Book: But Enough About Me, by Jancee Dunn (2006)
Meet my new favorite book. Jancee Dunn is a Jersey girl who ended up a Rolling Stone correspondent and a VJ on MTV2, back when the network used to play videos. (Hard to believe there are now two MTVs against which that charge can be leveled.)
Her memoir, which is hysterical and reads like a breeze, is studded with tips on how to interview celebrities. Examples: always chat up the drummer when talking to a band, and drivers provide the best gossip. But the most interesting sections are about Dunn’s own life. Her suburban childhood. Her close-knit family with its possibly too-strong ties to J.C. Penney. (I still remember Dunn introducing “a video from, as my dad would say, Mary J. Bilge.”) And her eventual realization that “being hip was a full-time job, and (she) was only a part-timer.” Dunn pulls off the neat trick of being more interesting than the luminaries she’s paid to write about.
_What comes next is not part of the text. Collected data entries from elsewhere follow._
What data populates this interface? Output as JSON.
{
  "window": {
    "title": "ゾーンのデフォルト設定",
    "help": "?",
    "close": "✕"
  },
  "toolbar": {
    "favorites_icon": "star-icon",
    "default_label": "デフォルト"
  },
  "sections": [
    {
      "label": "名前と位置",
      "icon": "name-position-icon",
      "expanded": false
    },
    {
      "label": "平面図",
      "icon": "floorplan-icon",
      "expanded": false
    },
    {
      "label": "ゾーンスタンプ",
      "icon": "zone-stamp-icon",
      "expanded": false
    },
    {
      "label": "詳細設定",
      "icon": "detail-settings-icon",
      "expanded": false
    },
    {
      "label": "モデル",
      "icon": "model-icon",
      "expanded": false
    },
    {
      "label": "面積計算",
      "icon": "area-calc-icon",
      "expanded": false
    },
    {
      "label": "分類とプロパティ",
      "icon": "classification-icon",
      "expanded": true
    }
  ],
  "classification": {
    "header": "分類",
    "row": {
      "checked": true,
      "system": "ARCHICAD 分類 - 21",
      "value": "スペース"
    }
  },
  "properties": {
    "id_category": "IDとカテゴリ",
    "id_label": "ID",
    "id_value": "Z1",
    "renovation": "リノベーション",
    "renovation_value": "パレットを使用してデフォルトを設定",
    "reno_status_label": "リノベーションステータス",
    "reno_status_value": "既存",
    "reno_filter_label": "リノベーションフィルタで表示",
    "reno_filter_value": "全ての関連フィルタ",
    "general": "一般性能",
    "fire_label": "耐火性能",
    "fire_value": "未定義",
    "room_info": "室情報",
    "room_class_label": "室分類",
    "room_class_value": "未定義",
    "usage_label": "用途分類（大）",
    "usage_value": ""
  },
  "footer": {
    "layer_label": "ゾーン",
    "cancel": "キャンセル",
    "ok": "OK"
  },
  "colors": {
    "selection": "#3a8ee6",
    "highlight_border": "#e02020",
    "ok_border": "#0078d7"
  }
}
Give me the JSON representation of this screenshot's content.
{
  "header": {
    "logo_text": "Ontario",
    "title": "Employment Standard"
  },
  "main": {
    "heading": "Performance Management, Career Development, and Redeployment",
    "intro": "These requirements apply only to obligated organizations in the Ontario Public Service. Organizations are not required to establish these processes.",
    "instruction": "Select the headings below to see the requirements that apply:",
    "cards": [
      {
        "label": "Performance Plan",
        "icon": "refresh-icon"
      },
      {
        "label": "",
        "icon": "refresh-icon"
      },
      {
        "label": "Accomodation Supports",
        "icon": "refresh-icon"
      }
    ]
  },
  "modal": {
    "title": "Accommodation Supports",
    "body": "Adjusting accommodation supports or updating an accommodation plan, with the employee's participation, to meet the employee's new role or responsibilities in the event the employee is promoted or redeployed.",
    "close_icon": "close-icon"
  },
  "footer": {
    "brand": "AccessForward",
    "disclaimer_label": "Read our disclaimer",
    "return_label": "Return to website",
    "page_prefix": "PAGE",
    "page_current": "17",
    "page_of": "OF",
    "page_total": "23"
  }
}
The new crop of shows covering the celebrity beat seem hell-bent on taking them down. In Slate’s words, they’re either about hostile intimacy or intimate hostility. Try to steer clear of the press, as Matt Damon does, and you get taken to task by the editor of Variety. (Peter Bart should read the disturbing section of Dunn’s book in which Ben Affleck demonstrates to her how quickly a routine task like getting lunch is wrecked by paparazzi.) Which is another reason why I enjoyed But Enough About Me. It’s refreshing to read about someone regularly exposed to fame who seems so ... normal.
Miscellaneous: Link
I’m depressed that the boys in the the Bad Plus even feel they have to explain how their improvisational covers of modern songs are not ironic. Anyone who’s heard their electrifying version of “Tom Sawyer” should know better.